Natural deduction proof / Formal proof : Complicated conclusion with no premise

Question

Find a formal proof for the following:

$\vdash [(\neg p \land r)\rightarrow (q \lor s )]\longrightarrow[(r\rightarrow p)\lor(\neg s \rightarrow q)]$

As you can see. No premise to use. We have to use assumptions and eliminate them.

This also means no using equivalent formulas. Because we can easily end the problem by finding a shorter and equivalent formula.

But the problem here specifically asks for a natural deduction/formal proof.

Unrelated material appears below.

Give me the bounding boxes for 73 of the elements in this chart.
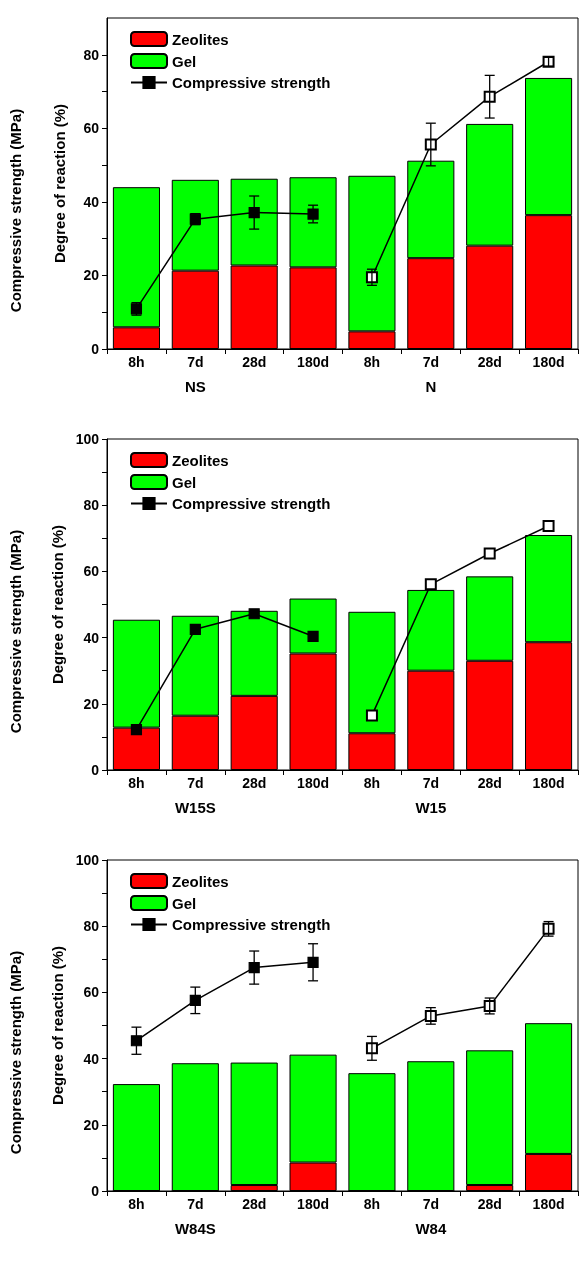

I'm always arriving at the conclusion but my problem is I always have ONE non-eliminated assumption left.

Answer 1

General Strategy

Break down what you need to prove according to the introduction rule. This is always possible for conjunction and implication. For a disjunction "$A \lor B$", it may not be possible because sometimes you can prove neither "$A$" nor "$B$", in which case you need to go by contradiction, which is to assume $\neg ( A \lor B )$ and obtain a contradiction, from which you can obtain $\neg \neg ( A \lor B )$ without any assumption and then use double negation elimination. Under the assumption, you still want to prove something of the form "$A \lor B$" but this time it is possible. First assume $A$ and obtain a trivial contradiction. So you can conclude $\neg A$ and proceed.

Solution (Fitch-style natural deduction) $\def\imp{\rightarrow}$

If $( \neg p \land r ) \imp ( q \lor s )$:

  If $\neg ( ( r \imp p ) \lor ( \neg s \imp q ) )$:

    If $r \imp p$:

      $( r \imp p ) \lor ( \neg s \imp q )$.

      Contradiction.

    $\neg ( r \imp p )$.

    If $r$:

      If $\neg p$:

        $\neg p \land r$.

        $q \lor s$.

        If $\neg s$:

          If $\neg q$:

            If $q$:

              Contradiction.

            If $s$:

              Contradiction.

            Contradiction.

          $\neg \neg q$.

          $q$.

        $\neg s \imp q$.

        $( r \imp p ) \lor ( \neg s \imp q )$.

        Contradiction.

      $\neg \neg p$.

      $p$.

    $r \imp p$.

    Contradiction.

  $\neg \neg ( ( r \imp p ) \lor ( \neg s \imp q ) )$.

  $( r \imp p ) \lor ( \neg s \imp q )$.

$( ( \neg p \land r ) \imp ( q \lor s ) ) \imp ( ( r \imp p ) \lor ( \neg s \imp q ) )$.

Answer 2

Here's how to do it, not in full gory detail — three of the steps below appeal to simple equivalences; each has to be expanded to establish the particular case of the cited equivalence:

$$ \begin{array}{r|ll} \text{step} & \text{Formula} & \text{How obtained} \\ \hline 1 & (\neg p \land r)\to (q \lor s ) & \text{assumption} \\ 2 & \neg(r\to p) & \text{assumption} \\ 3 & \neg s & \text{assumption} \\ 4 & r \land \neg p & \text{From 2.: $\neg(A\to B) \equiv (A\land \neg B)$} \\ 5 & \neg p \land r & \text{From 4.} \\ 6 & q\lor s & \text{From 5. and 1. by MP} \\ 7 & \neg s\to q & \text{From 6.: $(A\lor B)\equiv (\neg B\to A)$} \\ 8 & q & \text{From 3. and 7. by MP} \\ 9 & \neg s \to q& \text{From 3. and 8. — discharge 3.} \\ 10 & \neg(r\to p)\to (\neg s \to q) & \text{From 2. and 9. — discharge 2.} \\ 11 & (r\to p)\lor (\neg s \to q) & \text{From 10.: $(\neg A\to B)\equiv (A\lor B)$} \\ 12 & [(\neg p \land r)\to (q \lor s )] \longrightarrow [(r\to p)\lor (\neg s \to q)] & \text{From 1. and 11. — discharge 1.} \end{array}$$

The steps that use equivalences $(\phi\equiv\psi)$ — 4., 7. and 11. — are shorthand for a sequence of multiple steps which deduce $\psi$ from $\phi$.